With her trembling hands clasped in front of her, Jenner joked with the audience about her struggle to select the cream gown she wore.

"OK girls, I get it," she said, as the audience laughed. "You've got to get the shoes, the hair, the makeup, it was exhausting. And the fashion police, please be kind on me. I'm new at this."

Jenner didn't walk the red carpet outside the Microsoft Theater in downtown Los Angeles, and she didn't appear backstage to talk with reporters, as most of the previous Ashe award recipients have done. ESPN said Jenner wanted her onstage comments to stand.

Reaction among Jenner's sporting peers on the red carpet was mixed. CBS Los Angeles reports Jenner was the hot topic among those arriving for the ceremony.

Jacksonville Jaguars tight end Julius Thomas told the station, "This is another unique thing that they're starting to incorporate (tolerance) into the sports world. We're all people."

Little League baseball pitcher Mo'ne Davis called Jenner "brave."

"She's really brave to have the courage to get through a lot of those things," said the 14-year-old who won best breakthrough athlete. "I know a lot of people give her a hard time about it, but just for her family to give her that support is amazing."

But former heavyweight champion Evander Holyfield said, "I just know that's Bruce Jenner and I'll leave it at that."

He said more, though, to CBS Los Angeles: "I'm a Christian. I believe in the word of God, and I don't think people have the right to say, 'I wanna be something that I'm not."'

RadarOnline.com reported Wednesday that Jenner's representatives approached ESPN suggesting the network give her the Ashe award in exchange for plugs on her upcoming E! docuseries. ESPN and ABC are owned by Disney.

"That rumor is completely false," ESPN spokesman Josh Krulewitz said. "The Arthur Ashe Courage Award and ABC interview were never connected."

Jenner's publicist, Alan Nierob, called the report "utterly false" and had no further comment.

Jenner's selection to receive the Ashe award named for the late tennis player who died in 1993 after contracting AIDS from a blood transfusion generated strong debate online.

"I met Arthur Ashe a few times.
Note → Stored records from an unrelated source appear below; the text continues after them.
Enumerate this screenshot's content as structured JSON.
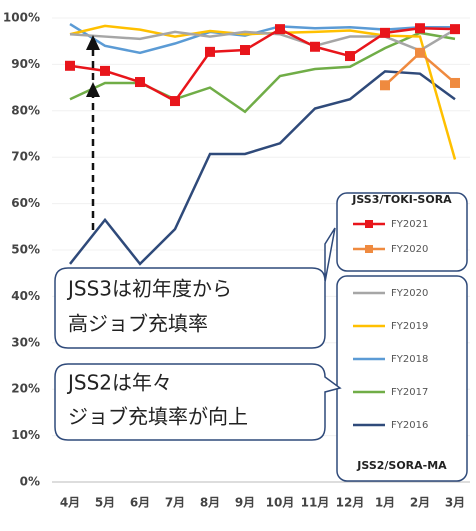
{
  "chart_data": {
    "type": "line",
    "categories": [
      "4月",
      "5月",
      "6月",
      "7月",
      "8月",
      "9月",
      "10月",
      "11月",
      "12月",
      "1月",
      "2月",
      "3月"
    ],
    "ylim": [
      0,
      100
    ],
    "yticks": [
      {
        "value": 0,
        "label": "0%"
      },
      {
        "value": 10,
        "label": "10%"
      },
      {
        "value": 20,
        "label": "20%"
      },
      {
        "value": 30,
        "label": "30%"
      },
      {
        "value": 40,
        "label": "40%"
      },
      {
        "value": 50,
        "label": "50%"
      },
      {
        "value": 60,
        "label": "60%"
      },
      {
        "value": 70,
        "label": "70%"
      },
      {
        "value": 80,
        "label": "80%"
      },
      {
        "value": 90,
        "label": "90%"
      },
      {
        "value": 100,
        "label": "100%"
      }
    ],
    "grid": true,
    "groups": [
      {
        "title": "JSS3/TOKI-SORA",
        "marker": "square",
        "series": [
          {
            "name": "FY2021",
            "color": "#e8151b",
            "values": [
              89.7,
              88.6,
              86.2,
              82.1,
              92.7,
              93.1,
              97.6,
              93.8,
              91.8,
              96.8,
              97.8,
              97.6
            ]
          },
          {
            "name": "FY2020",
            "color": "#ef8a3f",
            "values": [
              null,
              null,
              null,
              null,
              null,
              null,
              null,
              null,
              null,
              85.5,
              92.5,
              86
            ]
          }
        ]
      },
      {
        "title": "JSS2/SORA-MA",
        "marker": "none",
        "series": [
          {
            "name": "FY2020",
            "color": "#a6a6a6",
            "values": [
              96.5,
              96,
              95.5,
              97,
              96,
              97,
              96.5,
              94,
              96,
              96,
              93,
              97.5
            ]
          },
          {
            "name": "FY2019",
            "color": "#ffc000",
            "values": [
              96.5,
              98.3,
              97.5,
              96,
              97.2,
              96.5,
              96.8,
              97,
              97.3,
              96.2,
              96,
              69.5
            ]
          },
          {
            "name": "FY2018",
            "color": "#5b9bd5",
            "values": [
              98.7,
              94,
              92.5,
              94.5,
              97,
              96.2,
              98.2,
              97.8,
              98,
              97.5,
              98,
              98
            ]
          },
          {
            "name": "FY2017",
            "color": "#70ad47",
            "values": [
              82.5,
              86,
              86,
              82.5,
              85,
              79.8,
              87.5,
              89,
              89.5,
              93.5,
              96.8,
              95.5
            ]
          },
          {
            "name": "FY2016",
            "color": "#2f4a7a",
            "values": [
              47,
              56.5,
              47,
              54.5,
              70.7,
              70.7,
              73,
              80.5,
              82.5,
              88.5,
              88,
              82.5
            ]
          }
        ]
      }
    ],
    "annotations": [
      {
        "lines": [
          "JSS3は初年度から",
          "高ジョブ充填率"
        ]
      },
      {
        "lines": [
          "JSS2は年々",
          "ジョブ充填率が向上"
        ]
      }
    ]
  }
}
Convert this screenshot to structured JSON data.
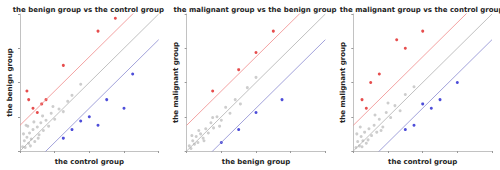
{
  "chart_data": [
    {
      "type": "scatter",
      "title": "the benign group vs the control group",
      "x_label": "the control group",
      "y_label": "the benign group",
      "xlim": [
        0,
        16
      ],
      "ylim": [
        0,
        16
      ],
      "xticks": [
        0,
        4,
        8,
        12,
        16
      ],
      "yticks": [
        0,
        4,
        8,
        12,
        16
      ],
      "tick_labels": false,
      "reference_lines": [
        {
          "offset": 3,
          "color": "#f08a8a"
        },
        {
          "offset": 0,
          "color": "#b0b0b0"
        },
        {
          "offset": -3,
          "color": "#8a8ad0"
        }
      ],
      "series": [
        {
          "color": "#c0c0c0",
          "x": [
            0.3,
            0.5,
            0.6,
            0.8,
            1.0,
            1.1,
            1.3,
            1.5,
            1.7,
            2.0,
            2.2,
            2.4,
            2.7,
            3.0,
            3.3,
            3.6,
            4.0,
            4.5,
            5.0,
            5.5,
            6.0,
            7.0,
            0.4,
            0.9,
            1.6,
            2.6,
            3.8,
            1.2,
            2.1,
            0.7
          ],
          "values": [
            0.5,
            1.2,
            0.4,
            1.6,
            0.9,
            2.1,
            1.4,
            2.5,
            1.1,
            2.8,
            1.9,
            3.3,
            2.4,
            3.6,
            2.9,
            4.4,
            3.7,
            4.9,
            4.6,
            5.8,
            6.5,
            7.8,
            2.0,
            2.9,
            3.4,
            4.1,
            5.2,
            0.6,
            1.5,
            3.0
          ]
        },
        {
          "color": "#e02020",
          "x": [
            0.8,
            1.0,
            1.5,
            2.0,
            2.5,
            3.0,
            5.0,
            9.0,
            11.0
          ],
          "values": [
            7.0,
            6.0,
            5.0,
            4.5,
            5.5,
            6.0,
            10.0,
            14.0,
            15.5
          ]
        },
        {
          "color": "#2020d0",
          "x": [
            5.0,
            6.0,
            7.0,
            8.0,
            9.0,
            10.0,
            12.0,
            13.0
          ],
          "values": [
            1.5,
            2.5,
            3.5,
            4.0,
            3.0,
            6.0,
            5.0,
            9.0
          ]
        }
      ]
    },
    {
      "type": "scatter",
      "title": "the malignant group vs the benign group",
      "x_label": "the benign group",
      "y_label": "the malignant group",
      "xlim": [
        0,
        16
      ],
      "ylim": [
        0,
        16
      ],
      "xticks": [
        0,
        4,
        8,
        12,
        16
      ],
      "yticks": [
        0,
        4,
        8,
        12,
        16
      ],
      "tick_labels": false,
      "reference_lines": [
        {
          "offset": 3,
          "color": "#f08a8a"
        },
        {
          "offset": 0,
          "color": "#b0b0b0"
        },
        {
          "offset": -3,
          "color": "#8a8ad0"
        }
      ],
      "series": [
        {
          "color": "#c0c0c0",
          "x": [
            0.3,
            0.5,
            0.7,
            0.9,
            1.1,
            1.3,
            1.6,
            1.9,
            2.2,
            2.5,
            2.8,
            3.1,
            3.5,
            4.0,
            4.5,
            5.0,
            5.6,
            6.2,
            7.0,
            8.0,
            0.6,
            1.4,
            2.0,
            3.0,
            3.8
          ],
          "values": [
            0.6,
            0.3,
            1.2,
            0.8,
            1.7,
            1.0,
            2.0,
            1.5,
            2.6,
            2.1,
            3.3,
            2.7,
            4.0,
            3.6,
            5.1,
            4.4,
            6.0,
            5.5,
            7.4,
            8.6,
            1.8,
            2.4,
            1.2,
            3.9,
            2.9
          ]
        },
        {
          "color": "#e02020",
          "x": [
            3.0,
            6.0,
            8.0,
            10.0
          ],
          "values": [
            7.0,
            9.5,
            11.5,
            14.0
          ]
        },
        {
          "color": "#2020d0",
          "x": [
            4.0,
            6.0,
            8.0,
            11.0
          ],
          "values": [
            1.0,
            2.5,
            4.5,
            6.0
          ]
        }
      ]
    },
    {
      "type": "scatter",
      "title": "the malignant group vs the control group",
      "x_label": "the control group",
      "y_label": "the malignant group",
      "xlim": [
        0,
        16
      ],
      "ylim": [
        0,
        16
      ],
      "xticks": [
        0,
        4,
        8,
        12,
        16
      ],
      "yticks": [
        0,
        4,
        8,
        12,
        16
      ],
      "tick_labels": false,
      "reference_lines": [
        {
          "offset": 3,
          "color": "#f08a8a"
        },
        {
          "offset": 0,
          "color": "#b0b0b0"
        },
        {
          "offset": -3,
          "color": "#8a8ad0"
        }
      ],
      "series": [
        {
          "color": "#c0c0c0",
          "x": [
            0.3,
            0.5,
            0.7,
            0.9,
            1.1,
            1.3,
            1.5,
            1.8,
            2.1,
            2.4,
            2.7,
            3.0,
            3.4,
            3.8,
            4.3,
            4.8,
            5.4,
            6.0,
            7.0,
            0.4,
            1.0,
            1.7,
            2.5,
            3.2,
            4.0,
            0.8
          ],
          "values": [
            0.4,
            1.1,
            0.6,
            1.7,
            1.2,
            2.2,
            0.9,
            2.6,
            1.8,
            3.0,
            2.2,
            3.7,
            2.8,
            4.5,
            3.9,
            5.3,
            4.7,
            6.6,
            7.5,
            2.0,
            0.5,
            1.3,
            4.2,
            2.4,
            5.6,
            2.8
          ]
        },
        {
          "color": "#e02020",
          "x": [
            1.0,
            1.5,
            2.0,
            3.0,
            5.0,
            6.0,
            8.0
          ],
          "values": [
            6.0,
            5.0,
            8.0,
            9.0,
            13.0,
            12.0,
            14.0
          ]
        },
        {
          "color": "#2020d0",
          "x": [
            6.0,
            7.0,
            8.0,
            9.0,
            10.0,
            12.0
          ],
          "values": [
            2.5,
            3.0,
            5.5,
            5.0,
            6.0,
            8.0
          ]
        }
      ]
    }
  ]
}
I know how important education was to him," Jenner said. "Learn as much as you can about another person to understand them as well as you can."

Online critics said college basketball player Lauren Hill, who died of brain cancer in April, was deserving of the Ashe honor.

But Hill's mother, Lisa, attended the show and said her daughter would not have welcomed the controversy and made no judgment of others.

Jenner's series,called "I Am Cait," debuts July 26.

Bruce Jenner, who said he has long suffered from gender confusion, was re-introduced to the world as Caitlyn Jenner on June 1 with a flashy photo spread and feature story in Vanity Fair magazine.

Later that day, ESPN announced plans to give Jenner the award, which is presented "to individuals whose contributions transcend sports."

"Bruce has received many accolades over the years for being one of the greatest Olympians of our time but The ESPYs are honored to celebrate Bruce becoming Caitlyn," ESPYs executive producer Maura Mandt said.

"She has shown the courage to embrace a truth that had been hidden for years, and to embark on a journey that may not only give comfort to those facing similar circumstances, but can also help to educate people on the challenges that the transgender community faces."

Previous recipients of the Arthur Ashe Courage Award include Muhammad Ali, Jim Valvano, Pat Tillman, Robin Roberts and Nelson Mandela. Michael Sam, the first openly gay player to be drafted by an NFL team, received the honor last year.